KARACHI, Aug 8: Despite the fact that their terminus was recently removed, jumbo-sized buses bound for upcountry Pakistan have reappeared on M.A. Jinnah Road. As a result, a number of the city’s arteries in Jacob Lines and Saddar, and around the Taj Medical Complex (Hamdard University hospital) are experiencing severe traffic blockages as well as heightened noise and traffic pollution, while the locality’s hospitals and schools are particularly inconvenienced.

The illegal terminus of these super-sized buses was shut down in the wake of a much-publicised joint operation launched recently by the city government and the relevant cantonment board. Of the buses belonging to this terminal, the city government shifted those plying between Karachi and Balochistan to a recently-built inter-city bus terminal at Baldia Town’s Yousuf Goth. Buses on other routes, such as those going to the interior of Sindh, Punjab and the Northern Areas, operated from different locations for a short period but have now returned to their old terminus at Taj Medical Complex. They are currently visible not only on the main service road parallel to M. A. Jinnah Road but also on adjacent roads including a major link leading to the rear of the Saddar Dawakhana via Students Biryani House and Dawoodpota Road.

Their reappearance is being attributed to an inordinate delay in setting up the inter-city bus terminals planned at Razzakabad on the National Highway and at Deh Bhatti Amri on the Super Highway. The scheme to shift all upcountry-bound buses from the city centre was initiated in 2001 but the City District Government Karachi has so far succeeded in establishing merely one such terminus at the RCD Highway.

The return of the extra-wide buses is particularly inconveniencing citizens visiting the Taj Medical Complex, which houses the Hamdard University hospital and a number of specialists’ clinics. Haphazardly parked buses impede the flow of vehicular traffic and even ambulances carrying emergency medical cases are held up in the chaos. The traffic grinds to a halt whenever the bus drivers attempt a U-turn or park randomly in the area, and commuters are delayed while headed towards Empress Market, M. A. Jinnah Road or the rear of the Saddar Dawakhana, the route to St. Joseph’s school and college and Mubarak Shaheed Road.

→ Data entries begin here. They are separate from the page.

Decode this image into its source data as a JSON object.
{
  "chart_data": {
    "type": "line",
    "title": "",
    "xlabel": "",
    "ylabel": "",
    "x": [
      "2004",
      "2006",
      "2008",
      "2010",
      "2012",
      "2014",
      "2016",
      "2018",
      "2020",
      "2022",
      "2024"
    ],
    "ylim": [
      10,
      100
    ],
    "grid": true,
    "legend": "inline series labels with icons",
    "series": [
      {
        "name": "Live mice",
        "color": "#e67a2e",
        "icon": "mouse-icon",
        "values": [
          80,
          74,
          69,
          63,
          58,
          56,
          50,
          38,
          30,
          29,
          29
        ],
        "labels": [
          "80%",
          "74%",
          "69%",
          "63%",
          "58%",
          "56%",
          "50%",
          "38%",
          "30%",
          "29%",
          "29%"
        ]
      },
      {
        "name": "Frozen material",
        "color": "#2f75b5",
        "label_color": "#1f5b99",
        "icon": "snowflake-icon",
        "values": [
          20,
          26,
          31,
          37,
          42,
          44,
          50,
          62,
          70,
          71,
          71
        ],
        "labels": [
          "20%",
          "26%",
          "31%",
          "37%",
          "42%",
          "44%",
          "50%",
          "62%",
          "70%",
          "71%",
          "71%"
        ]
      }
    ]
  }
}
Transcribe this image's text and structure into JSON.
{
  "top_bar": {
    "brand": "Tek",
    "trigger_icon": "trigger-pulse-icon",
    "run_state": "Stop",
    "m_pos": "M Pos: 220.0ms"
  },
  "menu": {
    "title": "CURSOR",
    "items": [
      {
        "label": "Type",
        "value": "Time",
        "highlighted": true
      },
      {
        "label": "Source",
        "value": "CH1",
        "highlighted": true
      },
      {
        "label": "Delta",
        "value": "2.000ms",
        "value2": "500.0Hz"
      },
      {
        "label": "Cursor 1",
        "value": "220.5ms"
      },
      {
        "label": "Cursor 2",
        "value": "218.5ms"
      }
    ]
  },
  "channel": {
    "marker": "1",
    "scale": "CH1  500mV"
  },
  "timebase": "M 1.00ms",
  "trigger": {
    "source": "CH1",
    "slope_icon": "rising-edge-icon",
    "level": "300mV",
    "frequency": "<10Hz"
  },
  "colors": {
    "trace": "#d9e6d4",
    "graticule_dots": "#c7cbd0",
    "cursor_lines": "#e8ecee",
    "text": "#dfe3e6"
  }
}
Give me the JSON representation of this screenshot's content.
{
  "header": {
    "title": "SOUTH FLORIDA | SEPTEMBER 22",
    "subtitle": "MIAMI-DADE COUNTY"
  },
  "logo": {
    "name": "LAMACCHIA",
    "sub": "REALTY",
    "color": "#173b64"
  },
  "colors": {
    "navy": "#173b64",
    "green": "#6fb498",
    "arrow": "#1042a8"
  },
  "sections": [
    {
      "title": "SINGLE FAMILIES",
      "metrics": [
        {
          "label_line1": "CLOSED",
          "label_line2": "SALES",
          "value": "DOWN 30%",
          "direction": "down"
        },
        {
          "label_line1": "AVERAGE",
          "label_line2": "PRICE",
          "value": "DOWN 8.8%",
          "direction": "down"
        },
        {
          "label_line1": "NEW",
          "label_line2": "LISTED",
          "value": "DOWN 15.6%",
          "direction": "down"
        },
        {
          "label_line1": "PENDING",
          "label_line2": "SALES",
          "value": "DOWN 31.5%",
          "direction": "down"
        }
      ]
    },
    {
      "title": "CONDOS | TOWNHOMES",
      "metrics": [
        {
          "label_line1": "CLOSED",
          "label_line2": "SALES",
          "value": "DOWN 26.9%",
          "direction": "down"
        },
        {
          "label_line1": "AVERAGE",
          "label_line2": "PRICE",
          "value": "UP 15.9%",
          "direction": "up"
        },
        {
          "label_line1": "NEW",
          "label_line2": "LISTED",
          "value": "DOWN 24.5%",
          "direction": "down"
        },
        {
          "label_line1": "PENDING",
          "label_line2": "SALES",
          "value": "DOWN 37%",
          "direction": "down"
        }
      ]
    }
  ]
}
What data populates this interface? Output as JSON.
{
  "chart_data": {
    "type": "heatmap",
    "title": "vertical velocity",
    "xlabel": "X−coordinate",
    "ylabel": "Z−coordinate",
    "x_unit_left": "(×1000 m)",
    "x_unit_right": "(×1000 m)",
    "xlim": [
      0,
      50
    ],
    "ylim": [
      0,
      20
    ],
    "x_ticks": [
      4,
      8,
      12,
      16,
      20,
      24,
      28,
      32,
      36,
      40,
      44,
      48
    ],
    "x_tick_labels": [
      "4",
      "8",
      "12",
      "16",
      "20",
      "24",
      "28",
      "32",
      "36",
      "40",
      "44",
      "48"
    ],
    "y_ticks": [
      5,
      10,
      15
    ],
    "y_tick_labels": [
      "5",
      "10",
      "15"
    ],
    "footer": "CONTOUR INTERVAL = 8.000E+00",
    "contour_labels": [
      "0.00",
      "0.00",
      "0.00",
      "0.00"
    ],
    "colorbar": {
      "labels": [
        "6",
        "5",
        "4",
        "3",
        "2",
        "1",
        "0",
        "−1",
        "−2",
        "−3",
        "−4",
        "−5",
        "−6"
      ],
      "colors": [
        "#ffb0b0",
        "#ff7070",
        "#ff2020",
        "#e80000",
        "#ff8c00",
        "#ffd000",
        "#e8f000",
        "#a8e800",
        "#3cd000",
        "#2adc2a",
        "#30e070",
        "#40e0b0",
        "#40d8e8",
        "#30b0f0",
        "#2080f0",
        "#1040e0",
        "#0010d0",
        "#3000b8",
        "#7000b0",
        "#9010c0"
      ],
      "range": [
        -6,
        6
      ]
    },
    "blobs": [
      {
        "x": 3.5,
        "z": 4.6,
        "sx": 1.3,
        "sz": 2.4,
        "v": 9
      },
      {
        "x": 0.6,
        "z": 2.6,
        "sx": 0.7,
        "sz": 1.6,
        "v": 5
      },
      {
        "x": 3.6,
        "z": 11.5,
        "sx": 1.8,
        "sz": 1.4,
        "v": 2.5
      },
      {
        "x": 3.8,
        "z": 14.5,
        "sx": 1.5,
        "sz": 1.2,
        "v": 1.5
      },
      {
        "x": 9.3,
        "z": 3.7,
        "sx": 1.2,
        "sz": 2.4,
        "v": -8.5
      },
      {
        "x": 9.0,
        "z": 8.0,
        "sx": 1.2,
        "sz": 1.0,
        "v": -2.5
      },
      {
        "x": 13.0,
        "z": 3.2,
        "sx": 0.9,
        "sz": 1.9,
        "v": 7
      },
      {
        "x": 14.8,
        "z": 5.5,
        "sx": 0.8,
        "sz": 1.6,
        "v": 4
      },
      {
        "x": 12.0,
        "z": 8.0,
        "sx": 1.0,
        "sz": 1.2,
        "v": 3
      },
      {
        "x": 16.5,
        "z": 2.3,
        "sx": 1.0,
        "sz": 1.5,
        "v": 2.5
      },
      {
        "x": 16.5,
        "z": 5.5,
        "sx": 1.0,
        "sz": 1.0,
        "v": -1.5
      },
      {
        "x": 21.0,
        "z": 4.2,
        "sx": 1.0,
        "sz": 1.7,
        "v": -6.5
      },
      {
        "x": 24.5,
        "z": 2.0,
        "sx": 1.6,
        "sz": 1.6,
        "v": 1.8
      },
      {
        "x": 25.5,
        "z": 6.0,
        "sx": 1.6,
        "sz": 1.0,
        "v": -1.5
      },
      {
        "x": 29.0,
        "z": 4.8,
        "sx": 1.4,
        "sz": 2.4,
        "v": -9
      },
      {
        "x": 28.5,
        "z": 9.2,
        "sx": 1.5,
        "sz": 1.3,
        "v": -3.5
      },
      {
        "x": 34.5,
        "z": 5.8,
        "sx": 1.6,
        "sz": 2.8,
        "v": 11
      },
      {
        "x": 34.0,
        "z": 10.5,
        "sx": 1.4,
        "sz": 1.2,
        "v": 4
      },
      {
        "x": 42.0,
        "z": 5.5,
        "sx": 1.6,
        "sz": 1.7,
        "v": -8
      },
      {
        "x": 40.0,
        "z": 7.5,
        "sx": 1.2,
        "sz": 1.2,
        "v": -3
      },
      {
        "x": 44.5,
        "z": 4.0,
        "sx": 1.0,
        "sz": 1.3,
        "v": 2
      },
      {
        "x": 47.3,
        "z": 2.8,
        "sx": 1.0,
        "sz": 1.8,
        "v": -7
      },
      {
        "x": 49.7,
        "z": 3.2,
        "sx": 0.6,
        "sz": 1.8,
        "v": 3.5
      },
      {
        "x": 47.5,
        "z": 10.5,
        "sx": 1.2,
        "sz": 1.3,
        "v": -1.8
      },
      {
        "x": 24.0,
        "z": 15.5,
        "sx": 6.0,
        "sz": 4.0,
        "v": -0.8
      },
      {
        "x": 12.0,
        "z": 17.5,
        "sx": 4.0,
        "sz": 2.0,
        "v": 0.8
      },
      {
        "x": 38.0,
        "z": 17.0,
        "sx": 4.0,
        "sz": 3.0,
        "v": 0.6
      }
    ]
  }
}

Near the Taj Medical Complex, the giant buses are often parked half on the road and half on the footpath, while drivers carry out repair, maintenance and oil change activities without a thought to the immense difficulties faced by pedestrians and vehicles. Meanwhile, residents in the vicinity of the illegal terminus and the patients in the Taj Medical Complex complain of the bus drivers’ habitual use of pressure horns. The situation is worsened by a large number of pushcarts selling fruit and other commodities near Rainbow Centre and the Saddar Dawakhana turning, which not only create traffic hurdles but also pollute the area.